Porém, os utentes e os doentes terão tudo a perder se a rede das farmácias se fragilizar, comprometer-se-á não só a interioridade, e temos que dizer abertamente que é intolerável não contratualizar mais serviços com as farmácias num tempo em que diariamente a comunicação social nos bombardeia com listas de espera, doentes abandonados nas urgências, e não nos podemos abstrair da perspetiva de despesa colossal com doenças como o cancro, as do foro cardiovascular e respiratório, para já não falar na diabetes, nas demências e nas do campo neurológico. Surgem doenças bem dispendiosas, e temos esse paradoxo que é não apostar cada vez mais na promoção para a saúde, contando com todos os profissionais, com a literacia em saúde, com a cultura do medicamento que se salda no seu bom uso.

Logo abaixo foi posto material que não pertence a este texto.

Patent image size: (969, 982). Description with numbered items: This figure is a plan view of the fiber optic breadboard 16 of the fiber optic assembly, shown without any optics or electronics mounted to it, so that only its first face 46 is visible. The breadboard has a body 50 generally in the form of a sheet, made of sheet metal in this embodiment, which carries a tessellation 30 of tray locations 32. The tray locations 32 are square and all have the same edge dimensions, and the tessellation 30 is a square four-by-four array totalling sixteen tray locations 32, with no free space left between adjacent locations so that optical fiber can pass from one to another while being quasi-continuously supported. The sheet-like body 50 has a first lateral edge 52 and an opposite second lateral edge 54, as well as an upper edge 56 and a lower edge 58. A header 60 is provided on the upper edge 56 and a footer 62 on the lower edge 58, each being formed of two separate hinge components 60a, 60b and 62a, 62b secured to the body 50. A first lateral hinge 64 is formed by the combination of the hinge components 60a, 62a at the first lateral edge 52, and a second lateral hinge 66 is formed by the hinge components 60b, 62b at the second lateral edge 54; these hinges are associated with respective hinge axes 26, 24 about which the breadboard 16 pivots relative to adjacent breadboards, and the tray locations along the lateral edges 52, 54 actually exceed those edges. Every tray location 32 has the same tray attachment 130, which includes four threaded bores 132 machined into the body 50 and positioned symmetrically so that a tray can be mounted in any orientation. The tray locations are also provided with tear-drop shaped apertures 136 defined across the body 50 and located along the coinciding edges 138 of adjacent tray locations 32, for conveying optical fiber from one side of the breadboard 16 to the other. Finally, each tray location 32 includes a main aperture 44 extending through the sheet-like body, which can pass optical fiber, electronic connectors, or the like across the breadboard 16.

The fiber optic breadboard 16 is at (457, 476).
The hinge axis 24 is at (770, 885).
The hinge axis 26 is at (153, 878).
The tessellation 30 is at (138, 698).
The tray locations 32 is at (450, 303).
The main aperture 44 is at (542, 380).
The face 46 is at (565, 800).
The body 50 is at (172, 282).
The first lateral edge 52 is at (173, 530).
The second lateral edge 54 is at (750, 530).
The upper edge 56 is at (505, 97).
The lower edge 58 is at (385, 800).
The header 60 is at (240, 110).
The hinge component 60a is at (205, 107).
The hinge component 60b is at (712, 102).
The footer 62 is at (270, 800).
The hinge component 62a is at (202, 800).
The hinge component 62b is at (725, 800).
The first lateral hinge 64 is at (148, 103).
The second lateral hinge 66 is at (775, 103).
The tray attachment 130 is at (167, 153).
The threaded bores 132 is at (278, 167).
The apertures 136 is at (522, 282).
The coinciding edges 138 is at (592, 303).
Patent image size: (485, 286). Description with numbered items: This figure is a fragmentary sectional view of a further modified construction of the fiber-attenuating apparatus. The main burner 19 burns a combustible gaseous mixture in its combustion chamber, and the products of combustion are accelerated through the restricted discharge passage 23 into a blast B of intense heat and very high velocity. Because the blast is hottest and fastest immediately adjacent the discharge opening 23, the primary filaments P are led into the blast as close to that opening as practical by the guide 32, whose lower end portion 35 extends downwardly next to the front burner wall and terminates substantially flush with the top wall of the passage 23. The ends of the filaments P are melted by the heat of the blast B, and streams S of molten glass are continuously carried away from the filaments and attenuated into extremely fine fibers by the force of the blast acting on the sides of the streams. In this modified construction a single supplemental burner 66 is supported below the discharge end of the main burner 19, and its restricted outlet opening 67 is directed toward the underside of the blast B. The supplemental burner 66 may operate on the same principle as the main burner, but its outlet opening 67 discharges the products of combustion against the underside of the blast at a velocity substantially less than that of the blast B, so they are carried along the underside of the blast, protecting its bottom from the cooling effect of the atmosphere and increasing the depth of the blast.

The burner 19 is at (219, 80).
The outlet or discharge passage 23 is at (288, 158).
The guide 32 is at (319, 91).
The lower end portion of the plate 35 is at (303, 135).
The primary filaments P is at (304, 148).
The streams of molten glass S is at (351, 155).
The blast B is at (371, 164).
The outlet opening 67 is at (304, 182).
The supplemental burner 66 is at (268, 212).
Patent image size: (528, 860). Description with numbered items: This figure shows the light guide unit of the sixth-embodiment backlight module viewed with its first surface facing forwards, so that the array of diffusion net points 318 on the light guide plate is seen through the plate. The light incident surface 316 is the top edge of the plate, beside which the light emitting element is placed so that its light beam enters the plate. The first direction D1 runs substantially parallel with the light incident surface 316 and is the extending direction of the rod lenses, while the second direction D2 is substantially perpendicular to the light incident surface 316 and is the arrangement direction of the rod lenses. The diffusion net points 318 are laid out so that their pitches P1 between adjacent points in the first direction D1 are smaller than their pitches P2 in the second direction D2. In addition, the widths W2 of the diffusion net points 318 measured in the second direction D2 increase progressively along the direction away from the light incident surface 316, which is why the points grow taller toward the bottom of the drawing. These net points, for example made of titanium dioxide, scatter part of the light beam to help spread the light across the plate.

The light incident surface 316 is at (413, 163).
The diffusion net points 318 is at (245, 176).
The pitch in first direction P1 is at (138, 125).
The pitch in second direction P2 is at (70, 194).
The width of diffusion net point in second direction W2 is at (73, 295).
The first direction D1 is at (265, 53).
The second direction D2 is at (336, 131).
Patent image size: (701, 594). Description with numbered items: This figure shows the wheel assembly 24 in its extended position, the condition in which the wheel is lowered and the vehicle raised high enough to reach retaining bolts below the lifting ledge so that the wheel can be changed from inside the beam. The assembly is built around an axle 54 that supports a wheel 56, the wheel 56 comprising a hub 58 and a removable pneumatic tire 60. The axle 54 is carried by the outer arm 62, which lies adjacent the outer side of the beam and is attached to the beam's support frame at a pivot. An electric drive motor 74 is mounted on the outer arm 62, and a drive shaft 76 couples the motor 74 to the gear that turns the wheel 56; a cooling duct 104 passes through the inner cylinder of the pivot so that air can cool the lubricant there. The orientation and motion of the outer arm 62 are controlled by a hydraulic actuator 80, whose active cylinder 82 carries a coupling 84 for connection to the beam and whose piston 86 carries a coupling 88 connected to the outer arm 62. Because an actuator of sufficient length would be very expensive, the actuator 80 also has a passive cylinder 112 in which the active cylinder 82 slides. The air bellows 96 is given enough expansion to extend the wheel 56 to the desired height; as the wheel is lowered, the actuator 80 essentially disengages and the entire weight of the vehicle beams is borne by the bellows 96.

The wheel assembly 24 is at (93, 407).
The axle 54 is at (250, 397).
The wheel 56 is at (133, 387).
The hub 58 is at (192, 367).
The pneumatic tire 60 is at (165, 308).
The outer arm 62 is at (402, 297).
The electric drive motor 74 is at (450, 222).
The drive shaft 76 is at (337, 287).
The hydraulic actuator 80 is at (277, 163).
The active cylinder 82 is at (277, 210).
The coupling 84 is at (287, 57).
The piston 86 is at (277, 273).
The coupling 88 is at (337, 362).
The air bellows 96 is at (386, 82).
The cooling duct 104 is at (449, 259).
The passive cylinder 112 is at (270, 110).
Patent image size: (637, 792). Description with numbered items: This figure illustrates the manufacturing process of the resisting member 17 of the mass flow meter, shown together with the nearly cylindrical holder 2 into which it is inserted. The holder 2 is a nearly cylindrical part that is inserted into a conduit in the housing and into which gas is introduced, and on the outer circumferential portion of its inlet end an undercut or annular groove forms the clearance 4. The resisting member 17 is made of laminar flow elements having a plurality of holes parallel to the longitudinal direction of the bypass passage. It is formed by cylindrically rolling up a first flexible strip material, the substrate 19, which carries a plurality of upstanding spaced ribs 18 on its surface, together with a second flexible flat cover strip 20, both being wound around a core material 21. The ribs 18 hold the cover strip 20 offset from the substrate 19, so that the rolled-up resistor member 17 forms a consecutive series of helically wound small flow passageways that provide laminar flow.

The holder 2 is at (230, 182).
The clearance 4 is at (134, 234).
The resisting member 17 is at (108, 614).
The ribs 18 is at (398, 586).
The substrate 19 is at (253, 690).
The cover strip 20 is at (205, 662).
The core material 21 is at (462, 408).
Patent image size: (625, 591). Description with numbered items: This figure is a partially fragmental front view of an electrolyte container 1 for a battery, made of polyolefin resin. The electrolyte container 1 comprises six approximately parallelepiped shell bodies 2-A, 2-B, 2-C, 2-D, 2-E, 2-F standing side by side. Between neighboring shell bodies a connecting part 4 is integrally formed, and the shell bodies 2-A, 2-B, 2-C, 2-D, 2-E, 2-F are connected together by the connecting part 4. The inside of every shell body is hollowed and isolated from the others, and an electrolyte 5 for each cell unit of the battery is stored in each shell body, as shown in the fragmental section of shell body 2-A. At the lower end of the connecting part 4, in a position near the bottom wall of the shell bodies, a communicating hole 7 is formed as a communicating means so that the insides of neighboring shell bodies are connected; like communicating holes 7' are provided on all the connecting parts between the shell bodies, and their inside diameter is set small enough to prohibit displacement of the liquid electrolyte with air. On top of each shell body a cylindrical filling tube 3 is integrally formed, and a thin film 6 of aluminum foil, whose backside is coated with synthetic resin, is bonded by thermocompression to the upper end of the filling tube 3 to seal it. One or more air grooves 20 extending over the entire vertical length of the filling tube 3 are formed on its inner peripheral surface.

Há uns anos atrás, a Fundação Calouste Gulbenkian apoiou a realização de um documento intitulado “Um Futuro para a Saúde”, talvez a peça mais relevante que se produziu para que o nosso futuro inove no modo de encarar a Saúde. Ali se diz claramente que precisamos de um novo pacto para a Saúde, nele todos devemos ter um papel a desempenhar, esse sistema de saúde deverá centrar-se nas pessoas e basear-se no trabalho de equipa. Documento visionário, foi aplaudido, mas está a ser pouco praticado: a saúde começa em casa, a saúde cruza-se com a alimentação, a harmonia ambiental, a cultura, os autocuidados, os cuidados partilhados, a responsabilidade em cuidar-se e ser cuidado. É neste vasto contexto de uma sociedade que se quer mais saudável, que as farmácias, que ouvimos notícias inquietantes quanto à eventualidade de insolvências e falências, deviam intervir na promoção para a saúde, na prevenção da doença e para que utentes e doentes possam beneficiar das terapêuticas mais adequadas.

Não haja ilusões, sem estas parcelas do SNS de proximidade, sem uma rede de farmácias ainda mais atuante, iremos perder a prazo aquilo que os pais do SNS visionaram. Que a interioridade se acautele e que os centros urbanos se interroguem sobre o que vão perder.